By the mid-1800s, Henry Wadsworth Longfellow was a household name, and his poems, like “The Midnight Ride of Paul Revere” and “The Song of Hiawatha” were memorized and quoted all over America. 

But in 1863, it had been many years since he’d written an original verse. Longfellow was weary after years of hardship. His beloved wife had died in a tragic fire, causing him to fall into a deep depression. That Christmas, he wrote in his journal: “How inexpressibly sad are all holidays.”

A few years later, despite his deep conviction against violence, his oldest son, Charley, left this note in his house after stealing away to join the Union Army: “I have tried hard to resist the temptation of going without your leave but I cannot any longer.” 

Less than a year later, on December 1, 1863, Longfellow received a telegram that every parent during wartime dreaded: Charley had been injured in a skirmish with Confederate troops and was currently in a Virginia hospital. Knowing the poor conditions of battlefront medical stations, Longfellow immediately left his Boston home to search for his son.

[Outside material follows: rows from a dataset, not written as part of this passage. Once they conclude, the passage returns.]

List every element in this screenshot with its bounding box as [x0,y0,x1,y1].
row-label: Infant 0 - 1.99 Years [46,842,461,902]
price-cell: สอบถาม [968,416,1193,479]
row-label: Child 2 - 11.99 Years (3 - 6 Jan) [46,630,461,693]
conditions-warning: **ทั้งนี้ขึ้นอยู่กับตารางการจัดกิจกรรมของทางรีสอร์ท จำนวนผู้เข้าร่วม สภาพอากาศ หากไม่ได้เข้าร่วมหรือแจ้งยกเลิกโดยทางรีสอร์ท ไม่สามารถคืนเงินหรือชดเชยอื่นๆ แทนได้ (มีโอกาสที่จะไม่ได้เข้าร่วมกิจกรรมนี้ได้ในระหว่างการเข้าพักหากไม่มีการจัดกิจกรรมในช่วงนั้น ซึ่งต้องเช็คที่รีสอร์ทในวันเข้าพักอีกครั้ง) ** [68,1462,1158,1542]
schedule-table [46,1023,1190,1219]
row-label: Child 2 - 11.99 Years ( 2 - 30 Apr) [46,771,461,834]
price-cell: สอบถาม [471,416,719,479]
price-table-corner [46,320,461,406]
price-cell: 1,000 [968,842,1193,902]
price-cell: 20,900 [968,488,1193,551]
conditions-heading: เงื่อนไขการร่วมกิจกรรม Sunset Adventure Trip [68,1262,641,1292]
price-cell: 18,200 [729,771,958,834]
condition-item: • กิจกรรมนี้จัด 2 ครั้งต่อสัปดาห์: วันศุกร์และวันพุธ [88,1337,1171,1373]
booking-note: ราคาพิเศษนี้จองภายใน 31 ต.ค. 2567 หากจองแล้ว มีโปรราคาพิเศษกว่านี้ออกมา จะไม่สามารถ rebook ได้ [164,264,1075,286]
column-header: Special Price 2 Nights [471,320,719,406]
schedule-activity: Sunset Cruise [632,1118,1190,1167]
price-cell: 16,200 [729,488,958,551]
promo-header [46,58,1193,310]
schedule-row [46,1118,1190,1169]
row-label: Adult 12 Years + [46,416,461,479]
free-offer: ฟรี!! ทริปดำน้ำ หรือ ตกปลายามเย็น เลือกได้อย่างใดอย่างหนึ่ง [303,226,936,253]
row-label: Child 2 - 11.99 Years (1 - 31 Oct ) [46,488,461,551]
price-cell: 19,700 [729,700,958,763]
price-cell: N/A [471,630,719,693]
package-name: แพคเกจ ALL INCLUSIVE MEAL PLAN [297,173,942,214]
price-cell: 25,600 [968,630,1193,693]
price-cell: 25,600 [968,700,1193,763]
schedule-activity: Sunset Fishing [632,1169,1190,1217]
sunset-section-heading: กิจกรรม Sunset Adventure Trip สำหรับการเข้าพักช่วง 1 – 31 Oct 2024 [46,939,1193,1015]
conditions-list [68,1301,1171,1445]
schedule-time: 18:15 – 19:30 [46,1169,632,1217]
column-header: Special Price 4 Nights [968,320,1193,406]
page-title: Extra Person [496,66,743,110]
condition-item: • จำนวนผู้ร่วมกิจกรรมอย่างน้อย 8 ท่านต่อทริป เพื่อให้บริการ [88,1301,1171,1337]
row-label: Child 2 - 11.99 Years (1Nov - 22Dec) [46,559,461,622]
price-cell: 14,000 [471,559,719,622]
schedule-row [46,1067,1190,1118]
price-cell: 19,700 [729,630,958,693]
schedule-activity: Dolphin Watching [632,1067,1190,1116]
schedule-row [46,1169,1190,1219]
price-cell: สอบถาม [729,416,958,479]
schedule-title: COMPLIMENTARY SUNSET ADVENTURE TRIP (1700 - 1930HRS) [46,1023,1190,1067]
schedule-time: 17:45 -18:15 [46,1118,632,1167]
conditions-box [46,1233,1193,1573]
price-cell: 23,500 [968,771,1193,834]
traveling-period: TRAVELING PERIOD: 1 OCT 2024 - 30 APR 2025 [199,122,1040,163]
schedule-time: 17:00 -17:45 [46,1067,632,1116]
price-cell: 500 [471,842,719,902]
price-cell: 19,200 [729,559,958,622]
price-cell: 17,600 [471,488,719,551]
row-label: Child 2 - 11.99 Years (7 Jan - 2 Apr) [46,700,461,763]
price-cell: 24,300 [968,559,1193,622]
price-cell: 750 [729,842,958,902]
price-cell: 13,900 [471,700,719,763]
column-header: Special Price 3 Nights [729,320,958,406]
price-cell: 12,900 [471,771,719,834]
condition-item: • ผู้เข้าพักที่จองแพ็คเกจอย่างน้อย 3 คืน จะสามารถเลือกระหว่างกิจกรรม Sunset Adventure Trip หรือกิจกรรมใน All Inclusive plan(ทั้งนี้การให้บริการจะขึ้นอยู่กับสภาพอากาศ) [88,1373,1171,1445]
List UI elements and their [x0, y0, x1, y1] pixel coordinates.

After arriving, he spent three days searching the incoming wounded arriving at the train station, passing up and down the line of bleeding, bandaged men, limp on pallets packed into boxcars, until he finally saw a familiar face: Charley, the prodigal son, alive, but barely breathing.

After being rushed to medical care and stabilized, Charley was eventually allowed to return home to Boston. On Christmas Day, with his son still shivering with fever, possibly never to recover, Longfellow struggled with the terrible reality of the war that had torn his country apart… and began to write a poem. 

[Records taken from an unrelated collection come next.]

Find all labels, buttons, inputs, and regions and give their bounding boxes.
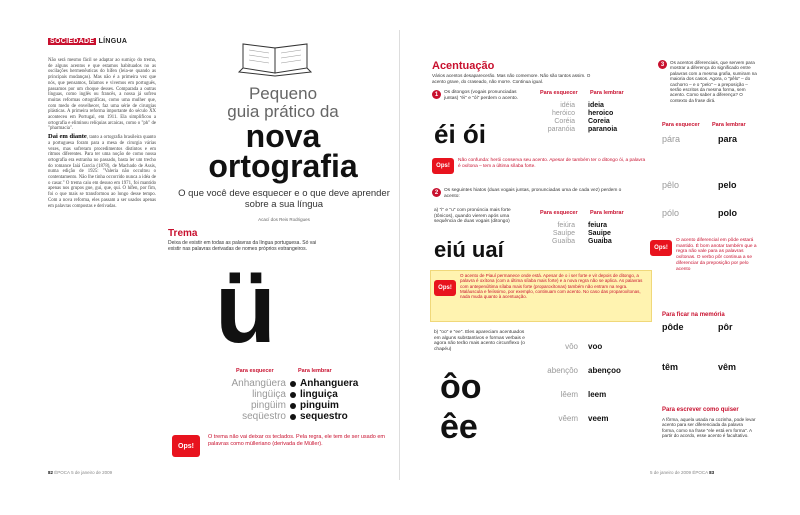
col-learn: Para lembrar [590,210,624,216]
acentuacao-heading: Acentuação [432,60,495,72]
ops-note: O trema não vai deixar os teclados. Pela regra, ele tem de ser usado em palavras como mülleriano (derivada de Müller). [208,434,386,447]
col-learn: Para lembrar [590,90,624,96]
page-number: 83 [709,470,715,475]
new-word: sequestro [300,411,348,422]
doubt-heading: Para escrever como quiser [662,407,739,413]
item3-new: para [718,134,738,144]
footer-right [650,470,714,475]
section-tag-a: SOCIEDADE [50,38,95,45]
item2b-new-list [588,335,648,431]
section-tag [48,38,127,45]
arrow-icon [290,392,296,398]
memory-word: pôr [718,322,733,332]
old-word: Coréia [554,118,575,125]
trema-text: Deixa de existir em todas as palavras da língua portuguesa. Só vai existir nas palavras derivadas de nomes próprios estrangeiros. [168,240,317,252]
item2b-big-1: ôo [440,368,482,406]
old-words-list [200,378,286,422]
lead-in: Dai em diante [48,133,87,141]
new-word: ideia [588,102,604,109]
footer-date: 5 de janeiro de 2009 [650,470,692,475]
old-word: lingüiça [252,389,286,400]
item2b-big-2: êe [440,408,478,446]
item3-old: pára [662,134,681,144]
old-word: Guaíba [552,238,575,245]
arrow-icon [290,414,296,420]
new-word: Anhanguera [300,378,359,389]
ops-badge: Ops! [172,435,200,457]
item2b-text: b) "oo" e "ee". Eles apareciam acentuados em alguns substantivos e formas verbais e agora não terão mais acento circunflexo (o chapéu) [434,330,525,353]
col-forget: Para esquecer [662,122,700,128]
old-word: feiúra [557,222,575,229]
title-bold [168,118,398,184]
new-word: Coreia [588,118,610,125]
new-word: feiura [588,222,608,229]
col-forget: Para esquecer [540,90,578,96]
new-word: paranoia [588,126,618,133]
memory-word: têm [662,362,679,372]
new-words-list [300,378,395,422]
old-word: heróico [552,110,575,117]
magazine-spread [40,30,760,480]
item2a-text: a) "i" e "u" com pronúncia mais forte (tônicos), quando vierem após uma sequência de duas vogais (ditongo) [434,208,511,225]
title-line-2: guia prático da [227,102,339,121]
body-paragraph: Não será mesmo fácil se adaptar ao sumiço do trema, de alguns acentos e que estamos habituados no as oscilações hermenêuticas do hífen (leia-se quando as principais mudanças). Mas não é a primeira vez que nós, que pensamos, falamos e vivemos em português, passamos por um choque desses. Comparada a outras línguas, como inglês ou francês, a nossa já sofreu muitas reformas ortográficas, como uma mulher que, com medo de envelhecer, faz uma série de cirurgias plásticas. A primeira reforma importante do século XX aconteceu em Portugal, em 1911. Ela simplificou a ortografia e eliminou relíquias arcaicas, como o "ph" de "pharmacia". [48,58,156,132]
old-word: Sauípe [552,230,575,237]
item2a-ops-note: O acento de Piauí permanece onde está. Apesar de o i ser forte e vir depois de ditongo, a palavra é oxítona (com a última sílaba mais forte) e a nova regra não se aplica. As palavras com antepenúltima sílaba mais forte (proparoxítonas) também não entram na regra. Maláuscula e feiíssimo, por exemplo, continuam com acento. No caso das proparoxítonas, nada muda quanto à acentuação. [460,273,643,300]
col-learn: Para lembrar [298,368,332,374]
footer-left [48,470,112,475]
item2-text: Os seguintes hiatos (duas vogais juntas, pronunciadas uma de cada vez) perdem o acento: [444,188,622,199]
new-word: Sauipe [588,230,611,237]
body-paragraph-2 [48,134,156,209]
item-number: 3 [658,60,667,69]
ops-badge: Ops! [434,280,456,296]
old-word: paranóia [547,126,575,133]
open-book-icon [235,38,315,78]
old-word: vôo [565,342,578,351]
trema-heading: Trema [168,228,198,239]
item3-new: pelo [718,180,737,190]
item3-old: pêlo [662,180,680,190]
new-word: Guaiba [588,238,612,245]
left-page [40,30,400,480]
right-page [400,30,760,480]
new-word: pinguim [300,400,339,411]
item2a-new-list [588,222,653,246]
new-word: leem [588,390,607,399]
old-word: abençôo [547,366,578,375]
item2a-big: eiú uaí [434,237,504,262]
item1-new-list [588,102,653,134]
footer-magazine: ÉPOCA [54,470,70,475]
old-word: idéia [560,102,575,109]
item3-text: Os acentos diferenciais, que servem para mostrar a diferença do significado entre palavras com a mesma grafia, sumiram na maioria dos casos. Agora, o "pêlo" – do cachorro – e o "pelo" – a preposição – serão escritos da mesma forma, sem acento. Como saber a diferença? O contexto da frase dirá. [670,60,757,103]
old-word: Anhangüera [231,378,286,389]
ops-badge: Ops! [432,158,454,174]
old-word: vêem [558,414,578,423]
item2a-old-list [515,222,575,246]
item3-ops-note: O acento diferencial em pôde estará mantido. É bom anotar também que a regra não vale para as palavras oxítonas. O verbo pôr continua a se diferenciar da preposição por pelo acento [676,238,757,272]
title-line-1: Pequeno [248,84,318,103]
acentuacao-text: Vários acentos desaparecerão. Mas não comemore. Não são tantos assim. O acento grave, do craseado, não morre. Continua igual. [432,73,591,84]
body-text: , tanto a ortografia brasileira quanto a portuguesa foram para a mesa de cirurgia várias vezes, mas sofreram procedimentos distintos e em ritmos diferentes. Para ter uma noção de como nossa ortografia era estranha no passado, basta ler um trecho do romance Iaiá Garcia (1878), de Machado de Assis, numa edição de 1925: "Valeria não occultou o contentamento. Não lhe tinha occorrido nunca a idéa de o casar." O trema caiu em desuso em 1971, foi mantido apenas nos grupos gue, gui, que, qui. O hífen, por fim, foi o que mais se transformou ao longo desse tempo. Com a nova reforma, eles passam a ser usados apenas em palavras compostas e derivadas. [48,135,157,209]
title-bold-2: ortografia [208,148,358,184]
item1-old-list [515,102,575,134]
col-forget: Para esquecer [540,210,578,216]
item1-big: éi ói [434,119,487,149]
new-word: heroico [588,110,614,117]
item1-ops-note: Não confunda: herói conserva seu acento. Apesar de também ter o ditongo ói, a palavra é oxítona – tem a última sílaba forte. [458,158,646,169]
body-column [48,58,156,211]
page-number: 82 [48,470,54,475]
new-word: voo [588,342,603,351]
item-number: 1 [432,90,441,99]
old-word: seqüestro [242,411,286,422]
new-word: abençoo [588,366,621,375]
item-number: 2 [432,188,441,197]
memory-word: vêm [718,362,737,372]
new-word: linguiça [300,389,338,400]
title-bold-1: nova [245,118,321,154]
footer-date: 5 de janeiro de 2009 [71,470,113,475]
doubt-text: A fôrma, aquela usada na cozinha, pode levar acento para ser diferenciada da palavra forma, como na frase "ele está em forma". A partir do acordo, esse acento é facultativo. [662,417,756,439]
big-letter-u: ü [215,252,277,364]
item1-text: Os ditongos (vogais pronunciadas juntas) "éi" e "ói" perdem o acento. [444,90,519,101]
item2b-old-list [530,335,578,431]
item3-new: polo [718,208,737,218]
ops-badge: Ops! [650,240,672,256]
footer-magazine: ÉPOCA [692,470,708,475]
memory-word: pôde [662,322,684,332]
section-tag-b: LÍNGUA [98,38,128,45]
col-forget: Para esquecer [236,368,274,374]
item3-old: pólo [662,208,680,218]
memory-heading: Para ficar na memória [662,312,725,318]
old-word: lêem [560,390,578,399]
title-light [168,85,398,121]
arrow-icon [290,381,296,387]
arrow-icon [290,403,296,409]
byline: Acací dos Reis Rodrigues [258,217,310,222]
col-learn: Para lembrar [712,122,746,128]
subtitle: O que você deve esquecer e o que deve aprender sobre a sua língua [178,188,390,210]
old-word: pingüim [250,400,286,411]
new-word: veem [588,414,609,423]
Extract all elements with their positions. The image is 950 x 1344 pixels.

With each line, he built a picture of darkness—and in the midst of it, hope.

And in despair I bowed my head;
“There is no peace on earth,” I said;
“For hate is strong and mocks the song
Of peace on earth, good-will to men!”

Then pealed the bells more loud and deep:
“God is not dead, nor doth He sleep;
The Wrong shall fail, the Right prevail,
With peace on earth, good-will to men.”

Charley did eventually recover, and he and his father were reconciled, but this wartime Christmas poem-turned-song still rings out a story of the triumph of hope over despair even today.

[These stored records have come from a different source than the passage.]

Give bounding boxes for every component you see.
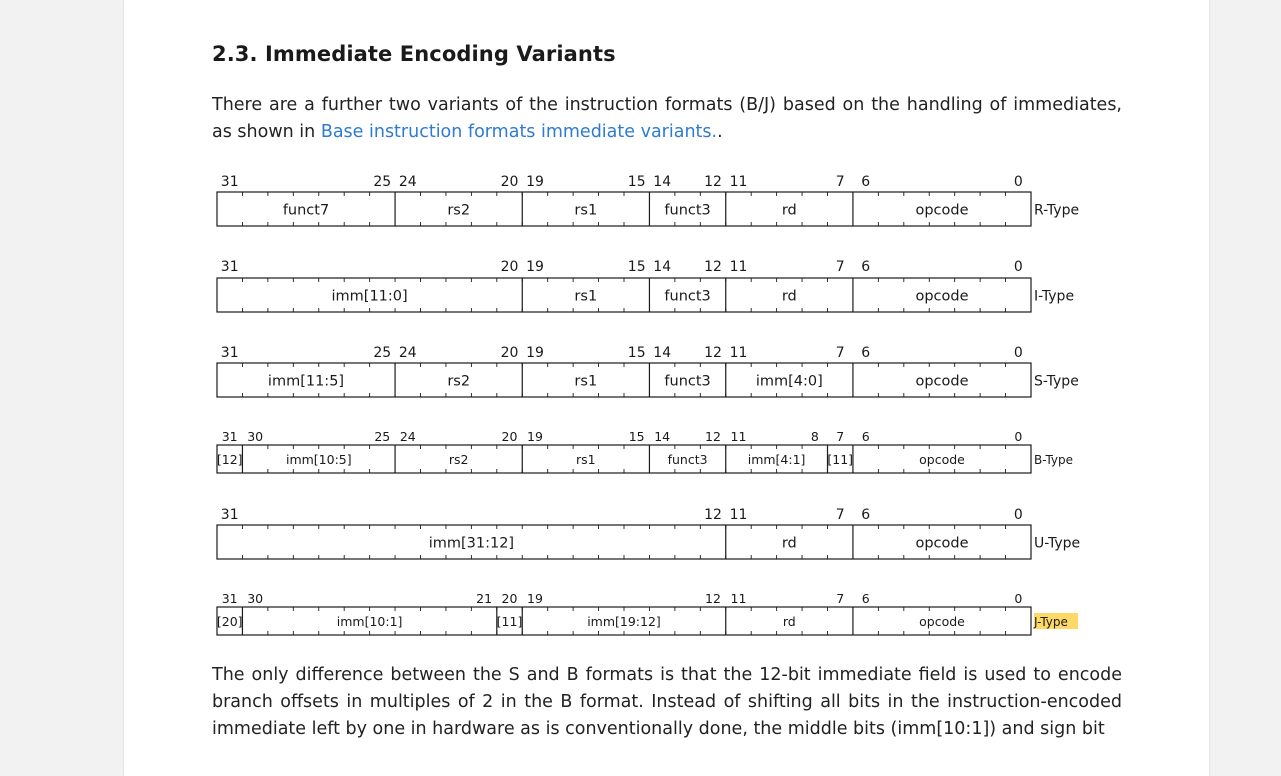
field-name: opcode bbox=[915, 535, 969, 552]
field-name: imm[11:0] bbox=[331, 288, 408, 305]
field-name: rs1 bbox=[574, 288, 598, 305]
bit-number: 0 bbox=[1013, 174, 1023, 190]
field-name: rs2 bbox=[448, 452, 469, 467]
bit-number: 7 bbox=[835, 259, 845, 275]
bit-number: 14 bbox=[653, 345, 672, 361]
field-name: funct3 bbox=[664, 202, 711, 219]
bit-number: 12 bbox=[704, 259, 722, 275]
bit-number: 24 bbox=[398, 345, 417, 361]
field-name: rs1 bbox=[574, 373, 598, 390]
field-name: rs1 bbox=[575, 452, 596, 467]
bit-number: 6 bbox=[861, 259, 871, 275]
field-name: rd bbox=[781, 288, 797, 305]
bit-number: 14 bbox=[654, 429, 671, 444]
field-name: rd bbox=[781, 202, 797, 219]
field-name: imm[11:5] bbox=[267, 373, 345, 390]
bit-number: 11 bbox=[730, 429, 747, 444]
bit-number: 31 bbox=[220, 507, 239, 523]
bit-number: 19 bbox=[527, 429, 543, 444]
bit-number: 7 bbox=[835, 174, 845, 190]
field-name: opcode bbox=[915, 288, 969, 305]
field-name: funct7 bbox=[282, 202, 330, 219]
bit-number: 12 bbox=[704, 345, 722, 361]
formats-variants-link[interactable]: Base instruction formats immediate variants. bbox=[320, 122, 718, 142]
bit-number: 0 bbox=[1013, 259, 1023, 275]
bit-number: 12 bbox=[704, 174, 722, 190]
field-name: imm[4:1] bbox=[747, 452, 806, 467]
bit-number: 21 bbox=[476, 591, 493, 606]
field-name: [11] bbox=[827, 452, 854, 467]
bit-number: 7 bbox=[835, 345, 845, 361]
field-name: opcode bbox=[915, 202, 969, 219]
field-name: imm[10:5] bbox=[285, 452, 352, 467]
bit-number: 6 bbox=[861, 429, 870, 444]
format-row-s-type bbox=[217, 345, 1079, 397]
bit-number: 20 bbox=[501, 429, 518, 444]
field-name: rs2 bbox=[447, 373, 471, 390]
register-box bbox=[217, 192, 1031, 226]
register-box bbox=[217, 525, 1031, 559]
field-name: funct3 bbox=[664, 373, 711, 390]
format-type-label: B-Type bbox=[1034, 453, 1074, 467]
bit-number: 30 bbox=[247, 429, 264, 444]
bit-number: 20 bbox=[500, 259, 519, 275]
bit-number: 31 bbox=[220, 345, 239, 361]
bit-number: 24 bbox=[398, 174, 417, 190]
bit-number: 0 bbox=[1014, 591, 1023, 606]
bit-number: 31 bbox=[221, 429, 238, 444]
bit-number: 7 bbox=[836, 429, 845, 444]
bit-number: 15 bbox=[627, 174, 646, 190]
bit-number: 31 bbox=[221, 591, 238, 606]
bit-number: 15 bbox=[627, 259, 646, 275]
bit-number: 11 bbox=[729, 174, 748, 190]
bit-number: 0 bbox=[1014, 429, 1023, 444]
format-row-j-type bbox=[217, 591, 1078, 635]
bit-number: 31 bbox=[220, 174, 239, 190]
bit-number: 25 bbox=[374, 429, 391, 444]
bit-number: 20 bbox=[500, 345, 519, 361]
bit-number: 15 bbox=[627, 345, 646, 361]
section-heading: 2.3. Immediate Encoding Variants bbox=[212, 42, 616, 66]
format-type-label: U-Type bbox=[1034, 535, 1081, 552]
field-name: [11] bbox=[496, 614, 523, 629]
field-name: [12] bbox=[216, 452, 243, 467]
bit-number: 7 bbox=[836, 591, 845, 606]
bit-number: 25 bbox=[373, 174, 392, 190]
format-type-label: I-Type bbox=[1034, 288, 1075, 305]
format-type-label: S-Type bbox=[1034, 373, 1079, 390]
bit-number: 6 bbox=[861, 174, 871, 190]
field-name: rs1 bbox=[574, 202, 598, 219]
bit-number: 11 bbox=[730, 591, 747, 606]
format-row-i-type bbox=[217, 259, 1074, 312]
bit-number: 12 bbox=[705, 429, 721, 444]
field-name: funct3 bbox=[664, 288, 711, 305]
bit-number: 19 bbox=[527, 591, 543, 606]
format-type-label: R-Type bbox=[1034, 202, 1080, 219]
format-row-u-type bbox=[217, 507, 1080, 559]
bit-number: 30 bbox=[247, 591, 264, 606]
bit-number: 11 bbox=[729, 259, 748, 275]
field-name: imm[19:12] bbox=[587, 614, 661, 629]
bit-number: 6 bbox=[861, 507, 871, 523]
format-type-label: J-Type bbox=[1034, 615, 1068, 629]
bit-number: 14 bbox=[653, 259, 672, 275]
format-row-b-type bbox=[217, 429, 1073, 473]
bit-number: 31 bbox=[220, 259, 239, 275]
bit-number: 6 bbox=[861, 345, 871, 361]
bit-number: 19 bbox=[526, 259, 544, 275]
bit-number: 6 bbox=[861, 591, 870, 606]
bit-number: 11 bbox=[729, 345, 748, 361]
field-name: [20] bbox=[216, 614, 243, 629]
field-name: imm[10:1] bbox=[336, 614, 403, 629]
field-name: imm[31:12] bbox=[428, 535, 515, 552]
format-row-r-type bbox=[217, 174, 1079, 226]
outro-paragraph: The only difference between the S and B formats is that the 12-bit immediate field is used to encode branch offsets in multiples of 2 in the B format. Instead of shifting all bits in the instruction-encoded immediate left by one in hardware as is conventionally done, the middle bits (imm[10:1]) and sign bit bbox=[212, 665, 1122, 739]
bit-number: 0 bbox=[1013, 345, 1023, 361]
bit-number: 20 bbox=[500, 174, 519, 190]
bit-number: 12 bbox=[705, 591, 721, 606]
bit-number: 24 bbox=[399, 429, 416, 444]
field-name: rd bbox=[781, 535, 797, 552]
field-name: opcode bbox=[915, 373, 969, 390]
bit-number: 14 bbox=[653, 174, 672, 190]
bit-number: 20 bbox=[501, 591, 518, 606]
field-name: rs2 bbox=[447, 202, 471, 219]
bit-number: 11 bbox=[729, 507, 748, 523]
bit-number: 19 bbox=[526, 174, 544, 190]
bit-number: 25 bbox=[373, 345, 392, 361]
field-name: rd bbox=[782, 614, 796, 629]
bit-number: 15 bbox=[628, 429, 645, 444]
bit-number: 19 bbox=[526, 345, 544, 361]
field-name: opcode bbox=[919, 614, 965, 629]
field-name: funct3 bbox=[667, 452, 708, 467]
bit-number: 0 bbox=[1013, 507, 1023, 523]
field-name: opcode bbox=[919, 452, 965, 467]
intro-text: There are a further two variants of the instruction formats (B/J) based on the handling of immediates, as shown in bbox=[212, 95, 1122, 142]
bit-number: 8 bbox=[810, 429, 819, 444]
field-name: imm[4:0] bbox=[755, 373, 823, 390]
bit-number: 7 bbox=[835, 507, 845, 523]
bit-number: 12 bbox=[704, 507, 722, 523]
intro-trailing-period: . bbox=[717, 122, 723, 142]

Here is a version by Marc Martel from this new album Thank God It's Christmas...

And finally a story that you have probably heard before...
“Silent Night”
The most recorded carol of all time had humble origins: it was written in a tiny village in Austria by Franz Xaver Gruber and Joseph Mohr, churchmen who wanted a simple song to perform for Christmas, since the organ had been damaged by flooding. It was performed with accompaniment by the guitar, and was later performed by groups of traveling folk singers, spreading it around the world.

But perhaps the most famous place the carol has been sung was also the most unusual: the trenches of WWI. In December 1914, hostilities had died down between battles, as tense English, French, and German soldiers waited for the next bout of gunfire.

But on Christmas Eve, what they got instead was an unexpected ceasefire. In certain places along the line, enemy soldiers ventured into no-man’s land to play games, exchange gifts, smoke cigarettes, and celebrate together as best they could, knowing that in a few days they would resume fighting against each other again.

Many men recounted the beauty of the familiar Christmas carols that were sung among the soldiers: the Englishmen’s “God Rest Ye Merry Gentlemen,” the French with their boisterous “Cantique de Noel,” and “Silent Night” in its original German.

Stille Nacht! Heil’ge Nacht!
Alles schläft; einsam wacht.
Nur das traute hoch heilige Paar.
Holder Knab’ im lockigen Haar,
Schlafe in himmlischer Ruh!
Schlafe in himmlischer Ruh!

Silent night! Holy night.
All is calm; all is bright.
Round yon virgin, mother and child.
Holy infant so tender and mild.
Sleep in heavenly peace,
Sleep in heavenly peace.

It was a song from a simpler time, first performed at a midnight mass on Christmas Eve in a small village church, sung a century later over the bloodied, disease-ridden trenches, in hopes that there would be another silent night again soon.